Here at the In Box, we’ve grappled at length with the travails of traditionalist organizations caught up in long-running child-sex scandals.
Again and again, the institutional shame isn’t the crime — pedophilia, rape and sexual assault can happen anywhere, anytime– but in the coverup, and the fact that people in positions of power allowed children to be abused for so long.
From the Roman Catholic church to the Church of England to the Boy Scouts, finding the truth has taken far, far too long.
Even the hallowed halls of college sports arenas proved vulnerable to the self-serving coverup.
But it’s important and only fair to acknowledge, and speak bluntly, when similar woeful crimes occur in a modernist, secular institution — and this time the shame of cover-up falls very close to home indeed.

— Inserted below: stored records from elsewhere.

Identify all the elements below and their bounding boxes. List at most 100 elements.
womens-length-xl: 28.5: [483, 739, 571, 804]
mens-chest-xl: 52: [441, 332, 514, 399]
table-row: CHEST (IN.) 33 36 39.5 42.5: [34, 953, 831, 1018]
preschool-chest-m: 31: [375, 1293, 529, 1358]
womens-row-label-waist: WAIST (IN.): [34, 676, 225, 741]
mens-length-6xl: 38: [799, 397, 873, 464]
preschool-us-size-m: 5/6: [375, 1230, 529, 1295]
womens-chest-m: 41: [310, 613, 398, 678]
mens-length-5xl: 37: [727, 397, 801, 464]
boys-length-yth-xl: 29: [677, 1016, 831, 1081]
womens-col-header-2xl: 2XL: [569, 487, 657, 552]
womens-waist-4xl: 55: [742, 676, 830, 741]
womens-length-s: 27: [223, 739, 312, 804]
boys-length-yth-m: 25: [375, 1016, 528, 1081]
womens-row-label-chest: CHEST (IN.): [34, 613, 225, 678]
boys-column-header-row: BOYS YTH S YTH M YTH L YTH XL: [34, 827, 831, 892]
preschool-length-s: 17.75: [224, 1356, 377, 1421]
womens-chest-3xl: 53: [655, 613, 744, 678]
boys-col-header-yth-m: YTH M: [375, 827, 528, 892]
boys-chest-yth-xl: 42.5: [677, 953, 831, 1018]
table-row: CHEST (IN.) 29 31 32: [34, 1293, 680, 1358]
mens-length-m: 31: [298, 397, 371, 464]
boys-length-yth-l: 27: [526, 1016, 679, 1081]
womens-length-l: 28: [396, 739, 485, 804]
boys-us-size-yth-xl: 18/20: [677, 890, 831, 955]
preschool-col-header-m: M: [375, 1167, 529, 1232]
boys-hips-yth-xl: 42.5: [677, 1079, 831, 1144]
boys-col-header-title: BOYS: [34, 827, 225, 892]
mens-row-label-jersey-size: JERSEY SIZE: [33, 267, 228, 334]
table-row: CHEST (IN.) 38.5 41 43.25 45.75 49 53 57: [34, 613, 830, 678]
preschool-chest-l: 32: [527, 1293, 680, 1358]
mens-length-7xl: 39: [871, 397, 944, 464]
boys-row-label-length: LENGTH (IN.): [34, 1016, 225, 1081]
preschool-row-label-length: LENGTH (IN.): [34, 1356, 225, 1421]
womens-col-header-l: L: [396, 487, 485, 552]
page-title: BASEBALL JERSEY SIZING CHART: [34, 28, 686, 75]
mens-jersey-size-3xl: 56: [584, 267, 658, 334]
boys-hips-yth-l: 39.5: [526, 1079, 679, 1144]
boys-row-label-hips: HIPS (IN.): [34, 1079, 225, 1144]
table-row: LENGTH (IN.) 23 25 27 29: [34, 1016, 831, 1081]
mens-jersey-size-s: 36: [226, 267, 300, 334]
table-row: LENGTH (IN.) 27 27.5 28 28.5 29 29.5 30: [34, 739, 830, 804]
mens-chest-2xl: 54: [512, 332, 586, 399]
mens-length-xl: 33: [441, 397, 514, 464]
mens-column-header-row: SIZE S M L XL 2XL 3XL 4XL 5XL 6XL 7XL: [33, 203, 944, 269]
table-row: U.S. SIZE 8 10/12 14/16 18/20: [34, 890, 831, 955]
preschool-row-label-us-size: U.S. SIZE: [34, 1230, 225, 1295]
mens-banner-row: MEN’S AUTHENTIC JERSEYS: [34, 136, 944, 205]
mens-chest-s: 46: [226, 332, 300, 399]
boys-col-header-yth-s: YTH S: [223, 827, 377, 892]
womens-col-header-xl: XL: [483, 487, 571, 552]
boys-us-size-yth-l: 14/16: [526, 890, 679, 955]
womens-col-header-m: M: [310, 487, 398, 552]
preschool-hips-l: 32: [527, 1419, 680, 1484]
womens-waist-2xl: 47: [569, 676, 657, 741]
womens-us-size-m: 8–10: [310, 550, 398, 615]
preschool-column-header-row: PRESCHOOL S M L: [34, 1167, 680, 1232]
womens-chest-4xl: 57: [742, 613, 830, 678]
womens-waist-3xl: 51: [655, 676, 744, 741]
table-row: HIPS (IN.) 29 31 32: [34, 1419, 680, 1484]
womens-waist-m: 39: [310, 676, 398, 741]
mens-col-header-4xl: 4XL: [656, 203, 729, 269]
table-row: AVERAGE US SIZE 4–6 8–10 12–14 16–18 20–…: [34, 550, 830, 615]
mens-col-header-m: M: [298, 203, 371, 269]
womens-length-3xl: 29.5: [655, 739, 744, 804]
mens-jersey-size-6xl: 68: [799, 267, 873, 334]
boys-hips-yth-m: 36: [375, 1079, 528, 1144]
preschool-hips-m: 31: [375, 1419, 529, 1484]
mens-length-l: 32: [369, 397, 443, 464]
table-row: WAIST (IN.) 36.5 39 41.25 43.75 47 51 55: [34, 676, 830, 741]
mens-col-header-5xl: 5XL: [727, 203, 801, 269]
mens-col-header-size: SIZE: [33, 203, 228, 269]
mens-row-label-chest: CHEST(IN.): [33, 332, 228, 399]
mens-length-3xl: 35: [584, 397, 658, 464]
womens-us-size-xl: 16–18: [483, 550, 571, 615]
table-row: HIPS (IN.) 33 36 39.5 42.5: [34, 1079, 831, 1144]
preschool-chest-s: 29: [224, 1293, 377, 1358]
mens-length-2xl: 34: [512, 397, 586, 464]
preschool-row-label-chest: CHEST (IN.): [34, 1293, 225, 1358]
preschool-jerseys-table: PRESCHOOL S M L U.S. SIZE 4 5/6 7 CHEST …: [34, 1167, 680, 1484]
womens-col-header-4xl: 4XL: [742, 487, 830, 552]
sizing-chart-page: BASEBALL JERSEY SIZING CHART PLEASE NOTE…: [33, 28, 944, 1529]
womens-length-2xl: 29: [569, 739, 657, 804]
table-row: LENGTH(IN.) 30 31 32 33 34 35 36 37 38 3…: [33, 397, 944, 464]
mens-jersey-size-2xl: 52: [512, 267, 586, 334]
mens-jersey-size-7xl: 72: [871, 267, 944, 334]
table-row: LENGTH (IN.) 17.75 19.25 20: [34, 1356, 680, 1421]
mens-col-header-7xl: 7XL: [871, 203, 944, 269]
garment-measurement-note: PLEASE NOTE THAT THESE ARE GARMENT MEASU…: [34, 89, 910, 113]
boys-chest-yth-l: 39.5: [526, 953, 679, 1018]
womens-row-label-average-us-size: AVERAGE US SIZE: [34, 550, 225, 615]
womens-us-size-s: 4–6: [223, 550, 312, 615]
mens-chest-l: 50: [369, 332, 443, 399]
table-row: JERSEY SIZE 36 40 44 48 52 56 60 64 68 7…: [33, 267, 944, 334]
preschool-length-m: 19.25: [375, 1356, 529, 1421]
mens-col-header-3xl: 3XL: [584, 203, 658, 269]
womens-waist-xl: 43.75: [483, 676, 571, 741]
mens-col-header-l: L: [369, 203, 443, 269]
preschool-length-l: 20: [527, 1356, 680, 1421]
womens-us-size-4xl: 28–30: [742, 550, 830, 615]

The BBC is sort of a sister organization to America’s public radio network. NCPR and most other public radio stations in the US carry at least some of the British Broadcasting Corporation’s programming.
For decades, “the Beeb” has been the gold standard of journalistic rectitude, honesty, self-examination and transparency. Or so we thought.
It turns out the network — along with a lot of respected British institutions — turned a blind eye to the predatory nastiness of Jimmy Savile, a popular radio and television personality who allegedly assaulted hundreds of young girls over a span of three decades.
Network executives turned a blind eye to his behavior and engaged in a cover-up when a documentary about his purported crimes was censored. That bit of skulduggery is still being investigated.
Meanwhile, one of the BBC’s flagship news programs, “Newsnight,” appeared cheerfully eager to report on allegations of child-sex abuse on the part of a British Conservative politicians.
It turns out, the BBC got that story woefully wrong and was forced to apologize “unreservedly for having broadcast this report.” The network has put Newnight on hiatus, roughly the equivalent of putting “60 Minutes” in a time-out.
The BBC’s top executive, George Entwistle, has resigned, and it appears likely that far more severe consequences will follow.
The take-away is clear. The leaders of any organization — conservative, liberal, traditional, modern — are vulnerable to thinking that their careers and their institutions are more important than the well-being and safety of children.
That is a sad and astonishing but unavoidable fact about human nature. People who should know better seem remarkably blithe about setting aside the most obvious moral function of any society — protecting kids.
Even organizations that lack the cloistered, hierarchical and sex-averse trappings of many churches and other traditionalist organizations are capable of turning away, of accepting upside-down priorities.
Here in the U.S., the only logical and decent response is to toughen laws criminalizing neglect and cover-ups that leave children vulnerable.
We should eliminate statutes of limitation and we should approve severe penalties — for individuals and institutions — for those who enable child rape.
Meanwhile, my hope as a journalist is that the BBC will return to its roots as a truth-telling organization, revealing fully and completely how this horror was allowed to go on, and turning over all relevant information to police.